Report: Netanyahu Fears US On Board With Arab League’s Peace Plan

Livni Heads to US, Suggesting Internal Split on Plan

by Jason Ditz, May 02, 2013

Yesterday’s vague dismissal of the “land-swap” peace proposal by the Arab League apparently didn’t get Prime Minister Benjamin Netanyahu nearly as far as he hoped toward quieting down the plan, and reports in the Israeli press now say Netanyahu is openly expressing concern to his aides the the US might be on board with the plan.

John Kerry touted the plan as a “big step forward,” which many thought initially was just the usual optimism of the US for anything related to the peace process, but now the fear among Netanyahu et al, who have been reluctant to engage in any peace talks that involve actual border discussions is that the US really does feel this way, and it’s going to be really ugly when Netanyahu has to more directly shoot it down.
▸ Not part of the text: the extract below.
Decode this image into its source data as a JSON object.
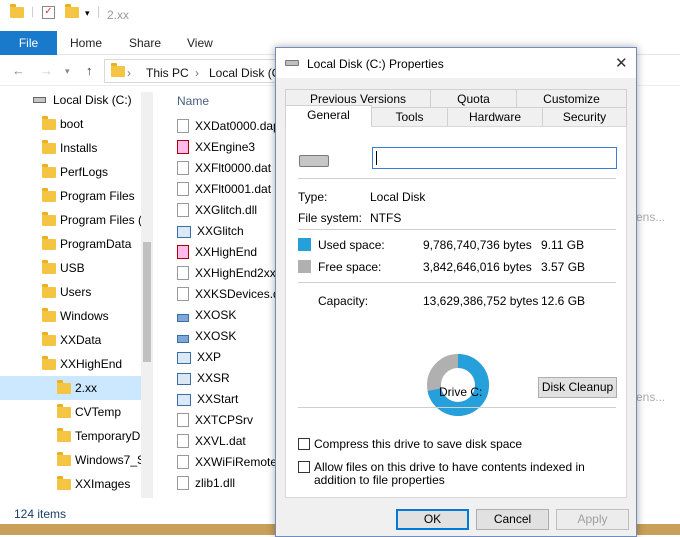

“Netanyahu and his advisers believe it would have been better had this announcement not been made,” noted one source in Haaretz. The plan called for using the 1967 borders as a basis for peace, but with support for mutually acceptable land swaps therein, something the Arab League had previously not endorsed.

To make matters even more complicated for Netanyahu, he’s got Tzipi Livni, his Justice Minister that he promised would head the Israeli negotiations, taking off to the US to talk up the plan, which she has suggested she supports. With other members of Netanyahu’s coalition openly opposed to peace deals as a matter of religious principle (Naftali Bennett insisted that God wants Israel to keep the occupied territories in their entirety), this could set the stage for a major coalition crisis.

The last ditch effort to sabotage any deal before it gets off the ground would be an effort in Israel’s parliament to require any peace deal to be passed through a referendum before it is agreed to. In the past it has been suggested that the referendum requirement would essentially cripple their negotiating team, and polls showing broad ambivalence among Israeli voters about the peace process would mean the referendum would skew toward settlers hostile toward the idea.